Finding clandestine cash is currently the job of trained sniffer dogs. Stetter hopes BCDS devices will mimic dogs' sniffing functions and largely replace the specially-trained canines who have the disadvantages of being living, breathing animals that catch colds and need to take “down time” to recover. There’s also the minor issue of communication between dogs and humans, not to mention the fact that, while friendlier than machines, sniffer dogs are costly and take a while to train, Stetter says.

The Department of Homeland Security initially put out a call for ideas for money-smelling devices and KWJ Engineering answered.

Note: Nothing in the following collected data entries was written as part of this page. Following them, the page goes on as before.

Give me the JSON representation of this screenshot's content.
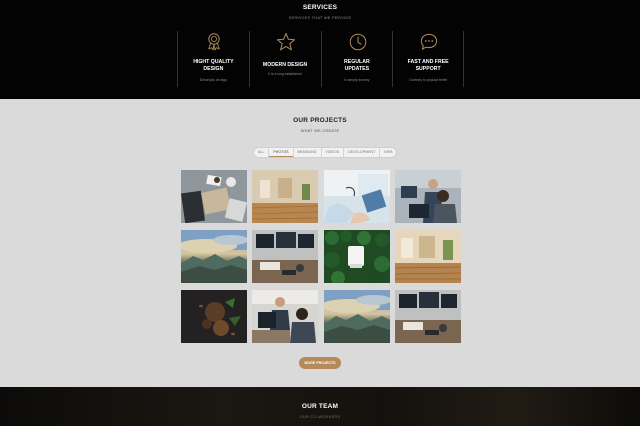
{
  "services": {
    "title": "SERVICES",
    "subtitle": "SERVICES THAT WE PROVIDE",
    "items": [
      {
        "icon": "award-ribbon-icon",
        "title_line1": "HIGHT QUALITY",
        "title_line2": "DESIGN",
        "desc": "Descrição de algo"
      },
      {
        "icon": "star-icon",
        "title_line1": "MODERN DESIGN",
        "title_line2": "",
        "desc": "It is a long established"
      },
      {
        "icon": "clock-icon",
        "title_line1": "REGULAR",
        "title_line2": "UPDATES",
        "desc": "Is simply dummy"
      },
      {
        "icon": "chat-bubble-icon",
        "title_line1": "FAST AND FREE",
        "title_line2": "SUPPORT",
        "desc": "Contrary to popular belief"
      }
    ],
    "accent_color": "#b58a58"
  },
  "projects": {
    "title": "OUR PROJECTS",
    "subtitle": "WHAT WE CREATE",
    "filters": [
      "ALL",
      "PHOTOS",
      "BRANDING",
      "VIDEOS",
      "DEVELOPMENT",
      "WEB"
    ],
    "active_filter": "PHOTOS",
    "thumbnails": [
      "desk-laptop-notebook-photo",
      "wooden-table-bar-photo",
      "hands-on-laptop-photo",
      "man-at-computer-photo",
      "mountain-landscape-photo",
      "desk-with-monitors-photo",
      "white-object-on-green-leaves-photo",
      "wooden-table-bar-photo",
      "coffee-beans-photo",
      "man-at-computer-photo",
      "mountain-landscape-photo",
      "desk-with-monitors-photo"
    ],
    "more_button": "MORE PROJECTS",
    "button_color": "#b58a58"
  },
  "team": {
    "title": "OUR TEAM",
    "subtitle": "OUR CO-WORKERS"
  }
}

“There’s always a societal need and also a practical need. The Department of Homeland Security is interested in securing the borders and one of the things that traverses across the border in packages or backpacks or other carriers is clandestine currency that’s used in illicit trades,” Stettler told. “So to stem the flow of illicit materials across the border, just as they look for guns with X-rays and things like that, they’re looking for a tool they can use to interject.”

There are challenges ahead in the develoment of the BCDS devices. One issue is differentiating between the average wad of bills (you can travel with up to $10,000 in cash before having to declare how much money you're carrying) and the hundreds of thousands of dollars that get smuggled over the border.

It will take two to three years before the device will be rolled out into a trial period and into the hands of border patrol officers. While there are no devices on show yet and Stetter and his team couldn’t go into too much detail about the technique without “arming the opposition,” he hopes it will be something like a small portable wand that can be waved over material, allowing the flow of travel traffic at airports and ports of entry to keep running smoothly.

“It’s quite a challenge to get the sensors and the sampling system and the algorithm that’s gong to interpret the data all working together seamlessly in a real world environment,” Stetter says.

And while there are no estimates for how much money will be saved by the device, Stetter says the advantages are everywhere.

“It could spill over into other law enforcement, whether you’re looking for meth labs or illicit operations of any kind,” Stetter says.